Patty Hermann: Martin has supported me two years at S.C.A.R.’s 4-day stage race and 2 years at END WET in North Dakota. The Tampa Bay Marathon Swim will be our fifth distance race together. He still maintains his own strict training schedule, but like so many of us, has found a lot of enjoyment on top of the water where you can actually see the beauty of the swim venue. His son, Borut, is a good friend and has paddled for me a couple times at Swim The Suck.
Daily News of Open Water Swimming: What is your overall strategy for this event? Do you plan to negative-split the swim or swim at a certain pace?

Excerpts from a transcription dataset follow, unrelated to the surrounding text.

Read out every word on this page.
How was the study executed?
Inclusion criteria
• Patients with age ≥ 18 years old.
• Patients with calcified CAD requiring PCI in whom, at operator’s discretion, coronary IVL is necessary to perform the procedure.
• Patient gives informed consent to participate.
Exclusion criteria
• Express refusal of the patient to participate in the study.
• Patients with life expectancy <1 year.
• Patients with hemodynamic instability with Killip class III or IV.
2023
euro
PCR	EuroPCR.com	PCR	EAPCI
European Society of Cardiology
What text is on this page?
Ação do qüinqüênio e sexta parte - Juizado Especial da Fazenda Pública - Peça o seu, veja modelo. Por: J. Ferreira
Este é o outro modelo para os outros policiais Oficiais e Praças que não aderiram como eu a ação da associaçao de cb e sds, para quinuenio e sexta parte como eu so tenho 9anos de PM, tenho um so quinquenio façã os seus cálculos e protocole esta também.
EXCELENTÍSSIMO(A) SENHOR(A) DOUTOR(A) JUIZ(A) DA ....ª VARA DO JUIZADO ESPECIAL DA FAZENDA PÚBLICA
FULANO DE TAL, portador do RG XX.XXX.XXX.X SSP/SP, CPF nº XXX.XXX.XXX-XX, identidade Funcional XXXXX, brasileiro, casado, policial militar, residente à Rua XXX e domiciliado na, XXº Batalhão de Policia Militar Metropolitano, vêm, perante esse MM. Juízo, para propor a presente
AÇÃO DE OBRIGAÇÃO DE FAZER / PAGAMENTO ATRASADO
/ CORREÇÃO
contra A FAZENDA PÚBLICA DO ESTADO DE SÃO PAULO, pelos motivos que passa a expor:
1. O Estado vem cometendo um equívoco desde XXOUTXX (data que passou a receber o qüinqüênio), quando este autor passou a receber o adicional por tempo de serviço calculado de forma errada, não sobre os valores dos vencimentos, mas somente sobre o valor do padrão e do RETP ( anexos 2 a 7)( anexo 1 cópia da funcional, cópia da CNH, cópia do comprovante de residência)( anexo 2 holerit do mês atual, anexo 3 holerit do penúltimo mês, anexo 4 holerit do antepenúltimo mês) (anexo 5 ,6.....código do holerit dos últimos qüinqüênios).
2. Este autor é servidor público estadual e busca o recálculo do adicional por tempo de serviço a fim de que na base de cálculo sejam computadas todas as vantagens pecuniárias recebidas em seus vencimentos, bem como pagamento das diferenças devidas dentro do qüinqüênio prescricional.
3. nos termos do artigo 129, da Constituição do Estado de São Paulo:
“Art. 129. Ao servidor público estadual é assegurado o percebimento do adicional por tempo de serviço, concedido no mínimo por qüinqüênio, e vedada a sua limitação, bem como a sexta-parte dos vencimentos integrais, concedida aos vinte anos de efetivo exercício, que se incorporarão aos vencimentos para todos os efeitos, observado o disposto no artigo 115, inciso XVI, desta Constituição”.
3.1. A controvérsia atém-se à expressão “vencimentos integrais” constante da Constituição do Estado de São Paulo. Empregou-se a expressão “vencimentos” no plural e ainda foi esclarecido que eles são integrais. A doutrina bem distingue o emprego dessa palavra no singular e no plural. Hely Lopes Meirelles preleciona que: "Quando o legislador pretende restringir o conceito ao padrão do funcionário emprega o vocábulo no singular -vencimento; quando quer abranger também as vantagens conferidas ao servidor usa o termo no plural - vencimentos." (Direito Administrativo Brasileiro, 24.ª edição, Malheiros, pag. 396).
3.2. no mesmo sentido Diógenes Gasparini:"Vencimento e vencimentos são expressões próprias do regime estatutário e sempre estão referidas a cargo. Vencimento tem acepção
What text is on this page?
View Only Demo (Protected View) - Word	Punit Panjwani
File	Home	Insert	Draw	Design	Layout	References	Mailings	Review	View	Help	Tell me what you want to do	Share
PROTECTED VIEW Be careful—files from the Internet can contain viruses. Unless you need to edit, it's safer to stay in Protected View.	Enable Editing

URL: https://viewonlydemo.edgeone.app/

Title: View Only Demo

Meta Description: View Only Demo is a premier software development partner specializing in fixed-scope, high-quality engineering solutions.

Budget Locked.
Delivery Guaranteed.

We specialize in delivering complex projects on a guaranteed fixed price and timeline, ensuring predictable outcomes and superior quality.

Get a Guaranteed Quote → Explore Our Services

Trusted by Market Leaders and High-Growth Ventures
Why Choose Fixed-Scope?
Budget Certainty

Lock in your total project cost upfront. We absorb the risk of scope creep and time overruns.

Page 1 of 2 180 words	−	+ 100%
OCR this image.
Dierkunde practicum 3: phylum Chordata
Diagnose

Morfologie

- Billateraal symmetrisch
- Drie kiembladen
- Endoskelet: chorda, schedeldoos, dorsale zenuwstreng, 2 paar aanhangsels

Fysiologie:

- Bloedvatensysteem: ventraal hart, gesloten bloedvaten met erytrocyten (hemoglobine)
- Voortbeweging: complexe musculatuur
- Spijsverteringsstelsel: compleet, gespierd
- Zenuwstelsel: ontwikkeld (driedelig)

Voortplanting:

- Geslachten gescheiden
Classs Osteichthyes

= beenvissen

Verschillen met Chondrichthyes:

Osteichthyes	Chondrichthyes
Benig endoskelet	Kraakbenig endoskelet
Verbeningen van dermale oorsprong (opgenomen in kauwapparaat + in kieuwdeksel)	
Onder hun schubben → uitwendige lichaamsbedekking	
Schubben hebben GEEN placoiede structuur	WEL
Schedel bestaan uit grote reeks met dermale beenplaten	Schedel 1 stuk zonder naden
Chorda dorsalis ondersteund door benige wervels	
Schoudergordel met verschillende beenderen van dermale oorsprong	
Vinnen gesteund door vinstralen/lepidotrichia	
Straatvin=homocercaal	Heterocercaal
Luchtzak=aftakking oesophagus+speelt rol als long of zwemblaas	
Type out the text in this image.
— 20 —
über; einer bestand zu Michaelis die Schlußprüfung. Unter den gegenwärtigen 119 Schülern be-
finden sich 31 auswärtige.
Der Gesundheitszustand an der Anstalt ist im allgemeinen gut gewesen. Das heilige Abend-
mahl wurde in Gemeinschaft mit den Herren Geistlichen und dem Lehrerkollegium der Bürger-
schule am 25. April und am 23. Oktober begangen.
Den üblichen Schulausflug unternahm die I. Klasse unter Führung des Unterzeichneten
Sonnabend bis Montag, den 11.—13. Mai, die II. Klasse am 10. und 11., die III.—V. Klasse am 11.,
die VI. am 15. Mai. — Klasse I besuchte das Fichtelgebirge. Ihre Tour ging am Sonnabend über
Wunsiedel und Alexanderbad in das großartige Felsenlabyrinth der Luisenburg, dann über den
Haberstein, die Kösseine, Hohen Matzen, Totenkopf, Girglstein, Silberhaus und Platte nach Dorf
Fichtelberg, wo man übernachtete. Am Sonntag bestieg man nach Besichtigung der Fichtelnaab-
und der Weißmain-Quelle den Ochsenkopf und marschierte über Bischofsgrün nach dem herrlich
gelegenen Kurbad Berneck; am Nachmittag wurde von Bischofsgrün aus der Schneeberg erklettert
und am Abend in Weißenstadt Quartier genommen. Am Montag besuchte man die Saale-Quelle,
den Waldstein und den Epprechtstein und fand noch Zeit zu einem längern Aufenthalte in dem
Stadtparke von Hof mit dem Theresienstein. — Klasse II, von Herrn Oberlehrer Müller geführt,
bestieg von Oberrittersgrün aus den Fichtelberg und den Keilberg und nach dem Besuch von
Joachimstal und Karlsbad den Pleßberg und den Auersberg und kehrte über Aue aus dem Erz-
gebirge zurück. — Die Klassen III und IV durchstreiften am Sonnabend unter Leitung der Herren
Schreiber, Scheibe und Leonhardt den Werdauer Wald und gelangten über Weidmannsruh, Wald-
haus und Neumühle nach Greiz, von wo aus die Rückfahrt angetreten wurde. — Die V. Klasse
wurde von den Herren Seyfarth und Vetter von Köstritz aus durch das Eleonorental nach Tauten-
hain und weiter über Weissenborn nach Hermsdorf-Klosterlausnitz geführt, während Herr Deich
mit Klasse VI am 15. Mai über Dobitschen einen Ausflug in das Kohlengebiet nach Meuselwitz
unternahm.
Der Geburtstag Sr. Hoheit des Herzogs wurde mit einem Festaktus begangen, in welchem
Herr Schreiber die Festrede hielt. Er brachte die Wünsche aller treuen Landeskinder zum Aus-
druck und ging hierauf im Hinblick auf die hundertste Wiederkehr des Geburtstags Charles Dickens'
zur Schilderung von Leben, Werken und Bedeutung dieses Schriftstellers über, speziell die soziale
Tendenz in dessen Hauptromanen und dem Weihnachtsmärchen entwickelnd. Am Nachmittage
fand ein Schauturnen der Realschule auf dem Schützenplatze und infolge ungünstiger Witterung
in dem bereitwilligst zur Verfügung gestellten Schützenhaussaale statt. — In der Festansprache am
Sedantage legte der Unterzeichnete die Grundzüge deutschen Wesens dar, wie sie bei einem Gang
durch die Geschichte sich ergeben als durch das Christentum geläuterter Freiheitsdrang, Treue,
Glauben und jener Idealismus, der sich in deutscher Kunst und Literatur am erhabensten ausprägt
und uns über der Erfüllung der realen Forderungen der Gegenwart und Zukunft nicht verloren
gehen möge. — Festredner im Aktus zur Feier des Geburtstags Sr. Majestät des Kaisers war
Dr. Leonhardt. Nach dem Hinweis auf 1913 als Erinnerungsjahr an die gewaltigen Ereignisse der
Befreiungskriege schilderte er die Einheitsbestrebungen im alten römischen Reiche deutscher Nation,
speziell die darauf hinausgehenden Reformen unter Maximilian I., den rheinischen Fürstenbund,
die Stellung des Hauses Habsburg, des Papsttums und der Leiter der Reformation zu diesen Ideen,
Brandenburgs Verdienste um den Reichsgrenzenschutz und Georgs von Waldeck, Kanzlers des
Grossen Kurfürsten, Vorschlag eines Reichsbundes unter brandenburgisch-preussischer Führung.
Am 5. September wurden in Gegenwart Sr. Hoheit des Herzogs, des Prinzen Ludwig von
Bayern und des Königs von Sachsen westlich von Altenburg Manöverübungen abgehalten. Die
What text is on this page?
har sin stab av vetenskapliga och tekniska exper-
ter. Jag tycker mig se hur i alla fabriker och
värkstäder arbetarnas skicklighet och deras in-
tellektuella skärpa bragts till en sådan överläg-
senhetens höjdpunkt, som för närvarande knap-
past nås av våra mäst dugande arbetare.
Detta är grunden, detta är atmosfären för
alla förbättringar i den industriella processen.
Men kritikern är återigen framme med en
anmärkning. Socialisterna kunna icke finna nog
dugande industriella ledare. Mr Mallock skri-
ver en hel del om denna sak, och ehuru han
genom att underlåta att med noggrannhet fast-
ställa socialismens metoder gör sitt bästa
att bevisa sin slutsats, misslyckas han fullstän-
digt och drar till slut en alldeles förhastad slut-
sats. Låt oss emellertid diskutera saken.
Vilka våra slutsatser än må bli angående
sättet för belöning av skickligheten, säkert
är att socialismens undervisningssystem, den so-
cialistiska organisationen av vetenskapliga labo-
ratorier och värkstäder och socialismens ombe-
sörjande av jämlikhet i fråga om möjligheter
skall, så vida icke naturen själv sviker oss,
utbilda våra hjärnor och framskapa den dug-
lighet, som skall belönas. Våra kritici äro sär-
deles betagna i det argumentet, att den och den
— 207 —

Patty Hermann: Knowing what I do about Tampa Bay and the unpredictability of the conditions, I will try to cover as much distance as I can before the wind picks up at mid-morning. From that point, I just want to set into a pace that I can sustain through the highs and lows of the day. If I hit a patch of current, I’ll take advantage of it and try to match the push with some extra effort of my own. From what I’ve seen in the past, I know swimmers can spend some extra time and effort between the Gandy and the Franklin Bridges at the end; I’ll need to save up for that. It’s hard to say exactly what I expect my pace to be, but overall it will be pretty steady in keeping with the conditions. The idea of negative-splitting the race is almost funny. I haven’t negative-split anything in 20 years; but I can be like a “horse-to-the-barn” for that last half mile when I can actually see people at the finish line.
Upper photo shows Hermann with Strel at Canyon Lake at S.C.A.R. Second photo shows the stormy scene from the parking lot at the Ben T. Davis Beach at the 2012 event, the year of the mini-hurricane. The picture of the sinking boat of Carl Selles is from the 2013 event.